Always be Pre-Training: Representation Learning for Network Intrusion Detection with GNNs
Zhengyao Gu, Diego Troy Lopez, Lilas Alrahis, Ozgur Sinanoglu
TL;DR
This work tackles label dependency and information loss in GNN-based NIDS by introducing dense vector representations for mixed numeric and categorical features coupled with in-context self-supervised pre-training. The two-stage approach pre-trains on unlabeled network traffic from the same network and then fine-tunes with limited labeled data, enabling strong performance with minimal annotation. Empirical results on ToN-IoT and NF-UQ-NIDS-V2 show that SSL-pretrained dense representations achieve near-supervised performance in few-shot settings and substantially improve data efficiency, outperforming target-encoded baselines. The findings suggest a practical path toward scalable, annotation-efficient NIDS deployment with adaptable multi-class capabilities.
Abstract
Graph neural network-based network intrusion detection systems have recently demonstrated state-of-the-art performance on benchmark datasets.
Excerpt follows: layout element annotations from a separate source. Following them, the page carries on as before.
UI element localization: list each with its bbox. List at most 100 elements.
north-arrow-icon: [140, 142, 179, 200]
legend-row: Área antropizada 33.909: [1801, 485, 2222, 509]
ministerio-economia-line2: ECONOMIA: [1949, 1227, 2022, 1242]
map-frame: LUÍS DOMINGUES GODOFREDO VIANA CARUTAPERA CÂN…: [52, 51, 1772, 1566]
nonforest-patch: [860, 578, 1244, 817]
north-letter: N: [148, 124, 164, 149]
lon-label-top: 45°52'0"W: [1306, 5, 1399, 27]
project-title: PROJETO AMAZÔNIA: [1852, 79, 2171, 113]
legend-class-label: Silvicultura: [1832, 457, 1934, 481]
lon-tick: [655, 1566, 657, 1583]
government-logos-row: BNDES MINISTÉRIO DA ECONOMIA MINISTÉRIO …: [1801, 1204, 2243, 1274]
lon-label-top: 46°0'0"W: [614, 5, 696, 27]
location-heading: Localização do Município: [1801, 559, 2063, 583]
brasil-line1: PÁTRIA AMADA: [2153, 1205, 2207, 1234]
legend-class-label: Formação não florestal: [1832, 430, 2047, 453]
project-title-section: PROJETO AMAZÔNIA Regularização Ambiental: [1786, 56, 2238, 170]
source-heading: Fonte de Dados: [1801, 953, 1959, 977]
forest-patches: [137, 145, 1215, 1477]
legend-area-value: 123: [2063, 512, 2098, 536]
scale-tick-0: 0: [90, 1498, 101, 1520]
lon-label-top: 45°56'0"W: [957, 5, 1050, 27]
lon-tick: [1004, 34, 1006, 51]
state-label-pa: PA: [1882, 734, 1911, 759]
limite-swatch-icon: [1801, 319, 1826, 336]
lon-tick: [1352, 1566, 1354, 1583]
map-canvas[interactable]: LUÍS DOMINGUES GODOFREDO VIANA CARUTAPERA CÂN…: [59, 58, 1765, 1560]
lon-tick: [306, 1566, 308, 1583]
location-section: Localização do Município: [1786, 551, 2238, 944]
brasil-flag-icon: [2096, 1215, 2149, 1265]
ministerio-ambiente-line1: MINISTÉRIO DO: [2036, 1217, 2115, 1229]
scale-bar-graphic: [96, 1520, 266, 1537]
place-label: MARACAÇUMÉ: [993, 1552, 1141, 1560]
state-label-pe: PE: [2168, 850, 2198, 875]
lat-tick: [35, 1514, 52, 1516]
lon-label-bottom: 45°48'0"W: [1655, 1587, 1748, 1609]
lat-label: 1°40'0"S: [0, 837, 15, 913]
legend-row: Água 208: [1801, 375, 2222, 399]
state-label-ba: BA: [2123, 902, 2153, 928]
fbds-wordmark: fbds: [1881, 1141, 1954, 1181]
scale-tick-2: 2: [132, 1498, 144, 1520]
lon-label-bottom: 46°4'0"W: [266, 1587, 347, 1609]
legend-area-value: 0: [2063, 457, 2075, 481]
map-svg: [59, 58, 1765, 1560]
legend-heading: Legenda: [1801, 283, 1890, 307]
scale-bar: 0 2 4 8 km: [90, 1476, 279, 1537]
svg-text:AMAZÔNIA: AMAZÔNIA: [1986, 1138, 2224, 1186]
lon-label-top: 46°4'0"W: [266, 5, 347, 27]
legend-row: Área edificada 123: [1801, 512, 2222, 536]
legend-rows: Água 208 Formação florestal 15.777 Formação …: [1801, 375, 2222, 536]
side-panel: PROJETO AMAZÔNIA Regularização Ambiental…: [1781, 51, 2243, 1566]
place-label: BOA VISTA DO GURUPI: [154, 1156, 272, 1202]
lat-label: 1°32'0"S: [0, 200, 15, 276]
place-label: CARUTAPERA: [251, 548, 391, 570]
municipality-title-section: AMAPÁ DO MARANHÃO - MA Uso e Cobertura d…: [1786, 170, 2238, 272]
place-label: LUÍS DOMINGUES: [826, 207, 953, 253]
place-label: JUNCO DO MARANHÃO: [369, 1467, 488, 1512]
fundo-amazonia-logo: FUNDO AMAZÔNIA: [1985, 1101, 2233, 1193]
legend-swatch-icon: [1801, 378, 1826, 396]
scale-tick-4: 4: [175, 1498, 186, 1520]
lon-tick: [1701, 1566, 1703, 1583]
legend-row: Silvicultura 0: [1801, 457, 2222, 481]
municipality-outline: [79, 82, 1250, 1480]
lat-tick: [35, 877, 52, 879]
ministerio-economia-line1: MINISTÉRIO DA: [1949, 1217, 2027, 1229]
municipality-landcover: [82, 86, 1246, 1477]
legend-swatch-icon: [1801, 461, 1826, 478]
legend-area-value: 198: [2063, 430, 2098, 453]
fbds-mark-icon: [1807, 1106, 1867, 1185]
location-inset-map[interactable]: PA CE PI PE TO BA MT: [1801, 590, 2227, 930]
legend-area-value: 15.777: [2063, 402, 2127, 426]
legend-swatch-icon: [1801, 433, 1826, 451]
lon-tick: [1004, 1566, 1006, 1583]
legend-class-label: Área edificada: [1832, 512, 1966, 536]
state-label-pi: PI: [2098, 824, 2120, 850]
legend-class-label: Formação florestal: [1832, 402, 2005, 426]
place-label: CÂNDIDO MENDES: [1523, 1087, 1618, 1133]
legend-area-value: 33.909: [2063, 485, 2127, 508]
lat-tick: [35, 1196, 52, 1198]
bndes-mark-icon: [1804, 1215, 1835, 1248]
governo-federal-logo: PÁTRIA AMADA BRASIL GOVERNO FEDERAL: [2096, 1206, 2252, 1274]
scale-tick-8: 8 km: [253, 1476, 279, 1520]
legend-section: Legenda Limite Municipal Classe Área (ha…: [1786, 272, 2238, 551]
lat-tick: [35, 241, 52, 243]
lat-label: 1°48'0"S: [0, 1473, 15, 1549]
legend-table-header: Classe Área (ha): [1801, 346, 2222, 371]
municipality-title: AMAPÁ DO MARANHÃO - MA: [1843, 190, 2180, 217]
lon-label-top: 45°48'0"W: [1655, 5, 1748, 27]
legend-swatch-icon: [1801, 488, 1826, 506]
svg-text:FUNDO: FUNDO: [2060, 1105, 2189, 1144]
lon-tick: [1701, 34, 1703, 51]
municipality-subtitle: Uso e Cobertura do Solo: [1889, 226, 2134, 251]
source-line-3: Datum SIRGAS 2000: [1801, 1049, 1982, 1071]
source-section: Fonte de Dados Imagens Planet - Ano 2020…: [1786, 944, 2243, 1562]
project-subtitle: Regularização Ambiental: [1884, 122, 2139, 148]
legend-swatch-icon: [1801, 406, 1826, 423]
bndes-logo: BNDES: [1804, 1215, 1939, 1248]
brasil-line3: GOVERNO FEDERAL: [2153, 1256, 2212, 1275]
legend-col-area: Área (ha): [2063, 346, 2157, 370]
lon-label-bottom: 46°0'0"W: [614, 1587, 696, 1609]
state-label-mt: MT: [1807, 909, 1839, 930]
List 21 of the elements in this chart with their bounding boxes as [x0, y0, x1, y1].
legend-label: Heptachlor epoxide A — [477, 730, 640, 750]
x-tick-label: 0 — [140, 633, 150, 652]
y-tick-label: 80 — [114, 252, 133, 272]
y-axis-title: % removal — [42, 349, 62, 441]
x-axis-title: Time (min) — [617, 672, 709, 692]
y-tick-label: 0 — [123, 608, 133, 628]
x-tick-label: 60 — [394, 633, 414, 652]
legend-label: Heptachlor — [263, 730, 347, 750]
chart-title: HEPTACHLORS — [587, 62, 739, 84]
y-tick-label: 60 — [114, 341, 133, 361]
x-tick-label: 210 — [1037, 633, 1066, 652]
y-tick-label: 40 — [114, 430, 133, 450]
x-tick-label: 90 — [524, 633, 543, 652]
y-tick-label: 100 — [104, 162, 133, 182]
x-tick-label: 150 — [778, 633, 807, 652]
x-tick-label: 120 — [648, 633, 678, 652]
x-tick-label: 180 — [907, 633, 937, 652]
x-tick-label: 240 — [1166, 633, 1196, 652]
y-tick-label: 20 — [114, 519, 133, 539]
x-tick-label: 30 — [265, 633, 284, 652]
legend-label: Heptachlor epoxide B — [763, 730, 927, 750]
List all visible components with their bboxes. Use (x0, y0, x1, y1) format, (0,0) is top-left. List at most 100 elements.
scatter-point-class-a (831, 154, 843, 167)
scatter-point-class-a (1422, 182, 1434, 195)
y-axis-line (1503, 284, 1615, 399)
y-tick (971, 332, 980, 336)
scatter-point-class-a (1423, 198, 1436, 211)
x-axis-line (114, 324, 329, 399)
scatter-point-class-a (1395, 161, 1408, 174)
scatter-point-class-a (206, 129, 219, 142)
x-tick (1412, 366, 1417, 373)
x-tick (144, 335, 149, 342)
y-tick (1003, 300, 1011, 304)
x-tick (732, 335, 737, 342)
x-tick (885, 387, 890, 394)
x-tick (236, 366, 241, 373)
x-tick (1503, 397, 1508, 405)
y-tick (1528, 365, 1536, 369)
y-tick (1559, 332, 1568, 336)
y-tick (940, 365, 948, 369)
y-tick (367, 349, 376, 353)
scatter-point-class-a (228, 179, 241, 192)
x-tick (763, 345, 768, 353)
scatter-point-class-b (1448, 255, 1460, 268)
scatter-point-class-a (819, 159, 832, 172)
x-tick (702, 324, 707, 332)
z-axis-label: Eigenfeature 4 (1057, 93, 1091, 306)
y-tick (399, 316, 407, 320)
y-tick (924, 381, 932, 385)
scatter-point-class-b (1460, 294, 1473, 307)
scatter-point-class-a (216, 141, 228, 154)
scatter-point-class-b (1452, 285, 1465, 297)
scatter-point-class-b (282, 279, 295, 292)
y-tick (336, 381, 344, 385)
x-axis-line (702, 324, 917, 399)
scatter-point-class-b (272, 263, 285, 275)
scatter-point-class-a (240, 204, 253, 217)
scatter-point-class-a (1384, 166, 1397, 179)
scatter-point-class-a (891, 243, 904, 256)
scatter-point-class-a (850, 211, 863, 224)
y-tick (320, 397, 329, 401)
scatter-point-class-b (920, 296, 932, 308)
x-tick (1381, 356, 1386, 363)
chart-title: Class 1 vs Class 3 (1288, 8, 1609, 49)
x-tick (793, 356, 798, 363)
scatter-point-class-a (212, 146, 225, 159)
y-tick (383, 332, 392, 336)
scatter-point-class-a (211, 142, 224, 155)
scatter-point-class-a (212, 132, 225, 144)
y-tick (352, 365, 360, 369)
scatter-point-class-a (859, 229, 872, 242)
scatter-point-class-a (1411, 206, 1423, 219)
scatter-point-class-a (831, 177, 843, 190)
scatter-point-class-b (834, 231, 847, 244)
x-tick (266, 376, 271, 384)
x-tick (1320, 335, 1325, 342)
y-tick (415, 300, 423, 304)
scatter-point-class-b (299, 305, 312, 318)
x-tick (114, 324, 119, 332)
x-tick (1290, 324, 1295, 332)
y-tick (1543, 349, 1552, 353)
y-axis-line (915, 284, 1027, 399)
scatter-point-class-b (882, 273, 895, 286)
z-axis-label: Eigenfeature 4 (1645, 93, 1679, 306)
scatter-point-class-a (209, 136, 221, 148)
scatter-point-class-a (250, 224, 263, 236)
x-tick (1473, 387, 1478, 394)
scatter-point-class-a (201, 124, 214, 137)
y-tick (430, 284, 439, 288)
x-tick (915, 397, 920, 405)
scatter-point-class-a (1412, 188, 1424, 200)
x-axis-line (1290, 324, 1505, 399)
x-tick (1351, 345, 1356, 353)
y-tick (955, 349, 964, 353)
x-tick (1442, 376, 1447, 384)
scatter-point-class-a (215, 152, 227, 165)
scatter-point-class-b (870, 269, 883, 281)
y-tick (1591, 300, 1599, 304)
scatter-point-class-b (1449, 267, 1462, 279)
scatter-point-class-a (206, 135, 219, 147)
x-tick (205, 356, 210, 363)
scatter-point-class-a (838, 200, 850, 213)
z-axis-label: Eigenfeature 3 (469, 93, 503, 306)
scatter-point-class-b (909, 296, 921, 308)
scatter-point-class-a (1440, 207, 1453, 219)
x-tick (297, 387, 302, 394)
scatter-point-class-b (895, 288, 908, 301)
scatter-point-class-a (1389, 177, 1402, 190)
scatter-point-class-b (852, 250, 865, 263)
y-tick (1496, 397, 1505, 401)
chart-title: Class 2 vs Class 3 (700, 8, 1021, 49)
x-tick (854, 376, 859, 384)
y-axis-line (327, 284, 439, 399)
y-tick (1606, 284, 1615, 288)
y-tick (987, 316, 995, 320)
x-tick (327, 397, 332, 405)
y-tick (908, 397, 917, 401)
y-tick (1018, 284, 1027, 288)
Nevertheless, these methods suffer from a reliance on target encoding for data pre-processing, limiting widespread adoption due to the associated need for annotated labels--a cost-prohibitive requirement. In this work, we propose a solution involving in-context pre-training and the utilization of dense representations for categorical features to jointly overcome the label-dependency limitation. Our approach exhibits remarkable data efficiency, achieving over 98% of the performance of the supervised state-of-the-art with less than 4% labeled data on the NF-UQ-NIDS-V2 dataset.